Maar al snel begon mijn opluchting plaats te maken voor een lichte bezorgdheid. De mensen kwamen nieuwsgierig uit hun hutten. Vooral de mannen die ter ere van Kerstmis thuis waren gekomen en met het geld dat ze in de mijnen hadden verdiend zichzelf hadden getrakteerd op een flinke dosis drank, zodat hun stemming er halverwege de middag al goed in zat. De bezorgdheid werd een ernstige vorm van ongemak en ik wist me nauwelijks raad met mijn houding. Voelde me een mislukte Kuifje in Afrika en wist nauwelijks wat te antwoorden op de vragen die ze stelden. Wat we kwamen doen, waar we vandaan kwamen, dat we mooie spullen hadden. Men klonterde samen rond onze ponies. De sfeer was niet bijzonder vriendelijk - of was ik zo gepreoccupeerd met mijn angsten dat alle vriendelijkheid uit mijn waarneming werd gefilterd?. Ik meende hier en daar een vijandige ondertoon in de vragen waar te nemen en Y voelde zich ook niet op haar gemak. Er woonden kennelijk weinig dankbare patiënten. Of hadden ze een kerstpakket verwacht? We besloten maar niet te wachten op een uitnodiging voor de 'high tea'. Zag ik ze in een ooghoek al niet bezig het vuurtje onder een immense stoofpot opstoken? En waren dat gewone stokken of buitenmodel satépennen? Wachtte ons een weinig heroïsch einde als kluifjes in Afrika? We slaagden erin de ponies uit de omcirkeling van mensen te manoevreren en onder het roepen van kreten als 'Nice to have met, old chaps.' en 'Well, we've really gotta go now.' en andere onzin die ik van Monthy Python had onthouden bliezen we de aftocht. Eerst werden we nog begeleid door enkele dorpsjongens die geen enkele moeite hadden met zadelloos ponyraggen en die de hoop op een alternatieve kerstbrunch nog niet hadden opgegeven. Naarmate we weer dichter bij huis in Mafeteng kwamen lieten er meer het afweten. We kwamen ongeschonden thuis, op een houten reet na, die in combinatie met de opgedane ervaringen de lust tot herhaling dempte als een dermatologische atlas doet met het libido.

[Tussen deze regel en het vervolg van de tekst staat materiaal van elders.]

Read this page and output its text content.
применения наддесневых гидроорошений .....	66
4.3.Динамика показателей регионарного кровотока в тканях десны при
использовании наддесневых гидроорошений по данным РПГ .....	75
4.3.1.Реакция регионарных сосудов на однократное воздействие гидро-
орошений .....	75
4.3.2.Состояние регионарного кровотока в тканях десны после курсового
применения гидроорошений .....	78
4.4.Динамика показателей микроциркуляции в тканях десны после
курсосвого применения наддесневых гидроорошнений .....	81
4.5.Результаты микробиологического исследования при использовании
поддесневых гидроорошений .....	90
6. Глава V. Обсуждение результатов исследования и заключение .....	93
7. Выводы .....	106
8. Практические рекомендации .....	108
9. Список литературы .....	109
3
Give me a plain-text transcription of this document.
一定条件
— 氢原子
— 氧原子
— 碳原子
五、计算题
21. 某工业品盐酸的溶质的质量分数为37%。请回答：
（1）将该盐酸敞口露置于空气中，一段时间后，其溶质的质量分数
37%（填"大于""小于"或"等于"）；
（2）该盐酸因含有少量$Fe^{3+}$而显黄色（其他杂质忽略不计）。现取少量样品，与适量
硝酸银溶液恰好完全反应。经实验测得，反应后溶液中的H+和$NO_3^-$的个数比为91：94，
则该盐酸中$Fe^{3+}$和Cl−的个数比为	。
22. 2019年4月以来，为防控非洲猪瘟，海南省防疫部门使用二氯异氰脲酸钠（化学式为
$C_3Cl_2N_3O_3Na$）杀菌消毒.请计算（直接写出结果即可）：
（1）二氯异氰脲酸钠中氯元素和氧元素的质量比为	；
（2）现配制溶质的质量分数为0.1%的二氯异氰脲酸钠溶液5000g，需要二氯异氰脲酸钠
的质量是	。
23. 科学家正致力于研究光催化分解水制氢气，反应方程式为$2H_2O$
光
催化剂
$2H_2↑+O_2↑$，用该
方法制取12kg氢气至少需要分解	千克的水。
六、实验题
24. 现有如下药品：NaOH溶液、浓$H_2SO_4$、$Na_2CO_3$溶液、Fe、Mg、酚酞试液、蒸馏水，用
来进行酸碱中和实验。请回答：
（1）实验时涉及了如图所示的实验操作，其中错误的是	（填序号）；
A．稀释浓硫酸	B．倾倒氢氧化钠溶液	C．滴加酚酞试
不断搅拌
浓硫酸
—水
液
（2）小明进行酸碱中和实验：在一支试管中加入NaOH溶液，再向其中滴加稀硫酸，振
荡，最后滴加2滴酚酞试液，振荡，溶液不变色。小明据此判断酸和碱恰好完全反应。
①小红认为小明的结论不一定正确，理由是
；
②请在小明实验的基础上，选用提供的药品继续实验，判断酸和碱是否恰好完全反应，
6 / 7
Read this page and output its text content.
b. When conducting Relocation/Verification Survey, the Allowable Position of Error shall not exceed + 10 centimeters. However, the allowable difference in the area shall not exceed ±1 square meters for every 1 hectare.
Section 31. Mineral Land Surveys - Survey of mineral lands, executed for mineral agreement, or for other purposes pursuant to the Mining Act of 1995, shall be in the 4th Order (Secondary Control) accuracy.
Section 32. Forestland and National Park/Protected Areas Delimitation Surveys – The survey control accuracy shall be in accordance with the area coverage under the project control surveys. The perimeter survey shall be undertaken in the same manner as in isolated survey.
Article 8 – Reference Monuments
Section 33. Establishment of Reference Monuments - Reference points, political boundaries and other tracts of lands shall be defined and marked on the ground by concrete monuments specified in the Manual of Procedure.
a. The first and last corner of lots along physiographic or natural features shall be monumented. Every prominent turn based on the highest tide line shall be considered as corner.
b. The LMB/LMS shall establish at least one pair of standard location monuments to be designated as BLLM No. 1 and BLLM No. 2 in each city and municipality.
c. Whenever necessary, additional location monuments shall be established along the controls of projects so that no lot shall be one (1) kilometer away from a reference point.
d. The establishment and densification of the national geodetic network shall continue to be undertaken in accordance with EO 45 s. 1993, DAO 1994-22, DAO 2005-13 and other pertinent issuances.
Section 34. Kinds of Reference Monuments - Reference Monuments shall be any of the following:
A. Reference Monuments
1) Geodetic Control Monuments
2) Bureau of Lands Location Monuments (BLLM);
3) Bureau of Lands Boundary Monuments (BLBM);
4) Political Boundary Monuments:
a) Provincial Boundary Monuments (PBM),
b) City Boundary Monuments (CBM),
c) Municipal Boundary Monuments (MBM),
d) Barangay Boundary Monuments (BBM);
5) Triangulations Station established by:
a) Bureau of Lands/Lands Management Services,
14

Gelukkig viel er tussen de ongemakken door ook veel moois te zien. Vaak is aandacht voor de omgeving een mooie afleiding voor een verwarde ziel. Het helpt dan om die aandacht op de een of andere wijze te sublimeren. Ik deed dat door het maken van dia's en hoewel ik nu nog vage herinneringen heb aan het landschap rond Mafeteng, heb ik ze toch maar eens uit de doos gehaald . Ik had ze ruim tien jaar niet meer gezien. De kleuren stemden goed overeen met mijn herinnering . Of was mijn herinnering gevormd door mijn dias? De dominante kleur is een wazig violet, de kleur van verre bergen. Mafeteng ligt op een hoogvlakte, omring door heuvels of bergen. Waar begint een berg en eindigt een heuvel? Het schatten van afstanden is moeilijk en door hun uiterlijk en mijn relatieve onbekendheid met berglandschappen, leken het bergen, hoewel ze veelal niet meer dan enkele honderden meters boven de vlakte uitstaken. Vanuit de luie stoel op de veranda leek het een half uurtje lopen, maar na een half uurtje, bleek het nog een half uurtje. En nog een half uurtje. Dat kwam maar ten dele door de afstand. Een grotere handicap werd gevormd door de zogenaamde dongas. Soms zag je iemand over de vlakte lopen, die dan plots verdween om even later weer te verschijnen. Die was dan door een donga gelopen. Een krak in de droge aarde, die zich in de loop der tijd had verbreed en verdiept. Hierin moest hij afdalen, om beneden een meestal drooggevallen stroompje over te steken en vervolgens langs de steile oevers van hard zand weer omhoog te klauteren. De hoogvlakte was bezaaid met zulke kloven, die het de reiziger te voet of paard knap lastig konden maken. Die inkepingen in de met dor gras begroeide aarde werden aan erosie geweten. Een gevolg van het graas- en weidegedrag van het lokale vee. Het was ze ongetwijfeld al talloze malen verteld dat ze hun vee op een andere manier moesten hoeden, maar het haalde weinig uit. Vreemd hoor, dat knappen we in Europa dan toch een stuk beter op. Hier zegt men graag en vol opoffering goede baan of zaak op als dat ten goede komt aan 'Utnut Vantal Gemeen'. Maar daar dus niet.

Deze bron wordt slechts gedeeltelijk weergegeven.